I’m not sure why exactly this change has come about, but I have a theory. Once upon a time, authors were reclusive creatures. You might write a letter to a favorite author, or you might meet her at a book signing, but there was rarely time or opportunity to share your own take on her plot lines. But here we are in the 21st century, where most authors are on social media, have email addresses available to the public and often post very personal information. Readers feel closer to authors. And in one sense they are; I like my readers very much, and I enjoy what they share with me. As I’ve said before, my readers are perfect. But I see it, and I’ve heard about it.
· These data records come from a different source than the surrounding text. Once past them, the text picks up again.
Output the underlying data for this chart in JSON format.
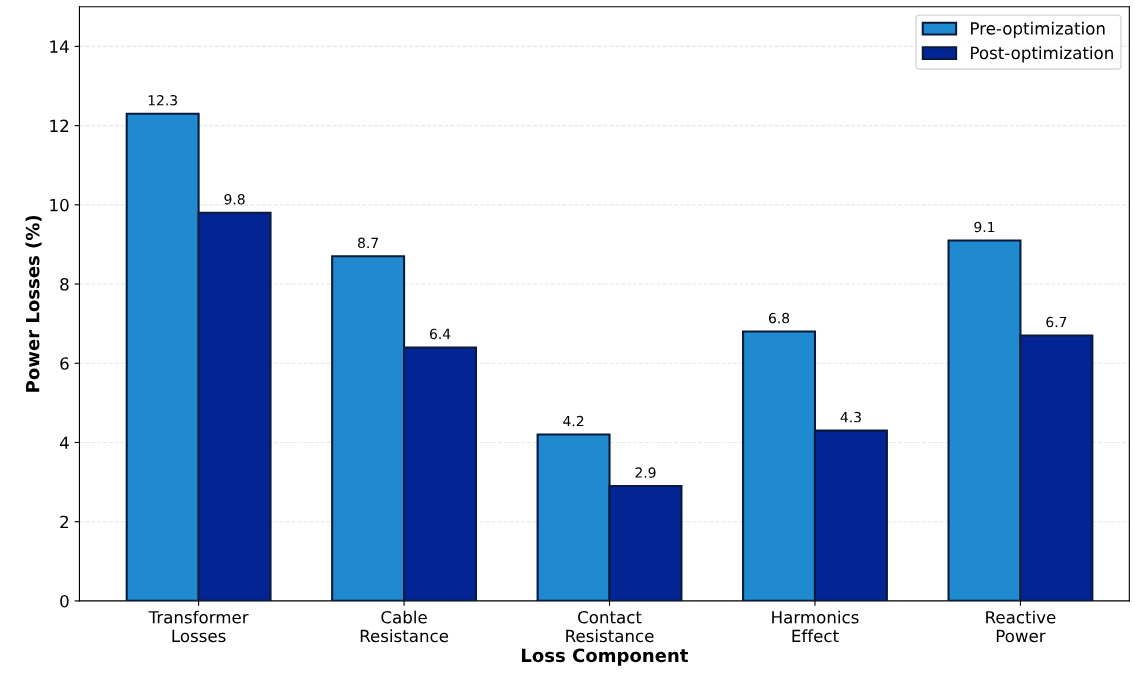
{
  "chart_data": {
    "type": "bar",
    "xlabel": "Loss Component",
    "ylabel": "Power Losses (%)",
    "categories": [
      "Transformer\nLosses",
      "Cable\nResistance",
      "Contact\nResistance",
      "Harmonics\nEffect",
      "Reactive\nPower"
    ],
    "series": [
      {
        "name": "Pre-optimization",
        "color": "#1f8ad0",
        "values": [
          12.3,
          8.7,
          4.2,
          6.8,
          9.1
        ]
      },
      {
        "name": "Post-optimization",
        "color": "#032594",
        "values": [
          9.8,
          6.4,
          2.9,
          4.3,
          6.7
        ]
      }
    ],
    "ylim": [
      0,
      15
    ],
    "yticks": [
      0,
      2,
      4,
      6,
      8,
      10,
      12,
      14
    ],
    "grid": "y",
    "legend": "top right",
    "data_labels": true
  }
}
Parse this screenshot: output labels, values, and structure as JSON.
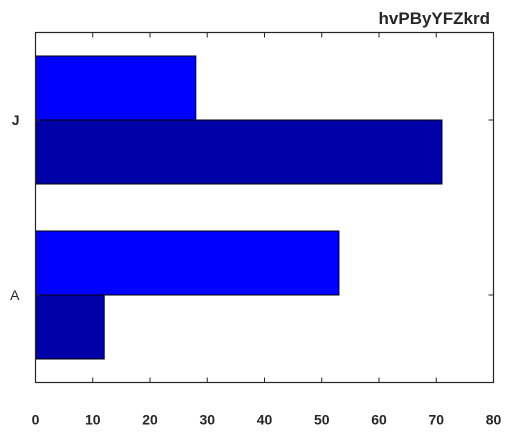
{
  "chart_data": {
    "type": "bar",
    "orientation": "horizontal",
    "title": "hvPByYFZkrd",
    "xlabel": "",
    "ylabel": "",
    "categories": [
      "A",
      "J"
    ],
    "category_label_weight": [
      "normal",
      "bold"
    ],
    "series": [
      {
        "values": [
          53,
          28
        ],
        "color": "#0000ff"
      },
      {
        "values": [
          12,
          71
        ],
        "color": "#0000a8"
      }
    ],
    "xlim": [
      0,
      80
    ],
    "xticks": [
      0,
      10,
      20,
      30,
      40,
      50,
      60,
      70,
      80
    ],
    "grid": false,
    "legend": "none"
  }
}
I like feedback, and I welcome readers’ input. But there is a line. The characters may live out in the book world, but they were born in my head, and that’s where all the magic happens. I’m sorry if some of their actions or decisions aren’t what all readers want, but that’s how it happened, I promise you.

I think the inimitable Nora Roberts captured this perfectly in her recent blog post. It’s called, appropriately enough, Bite Me.

I’m not Nora, I’ll never be Nora, and I would never, ever dare to suggest that I know anything about what she’s experienced. But I see the trend, and not just with the lovely Ms. Roberts. I see it creeping in everywhere.

I’m not unsympathetic. Heck, if you want the full truth, in the course of my reading lifetime, I wanted Bella not to turn into a vampire (or have a baby, but that’s another story), I wanted Dumbledore not to die, I wanted Claire not to leave 18th century Scotland, and I wanted Rhett not to walk out on Scarlett. But I understood that the story wasn’t mine, and I had to accept the decisions of the author.

(Now, when it comes to a TV show, like, say, How I Met Your Mother, all bets are off. The real ending was not what we saw last spring. I’m sure of it.)

The bottom line is that writers have the right to control the destiny of their own characters without influence or harassment from others. It’s one of our job perks. And if you mess around with us, no worries. . .we’ll just write you into the book. And probably kill you off. Horribly.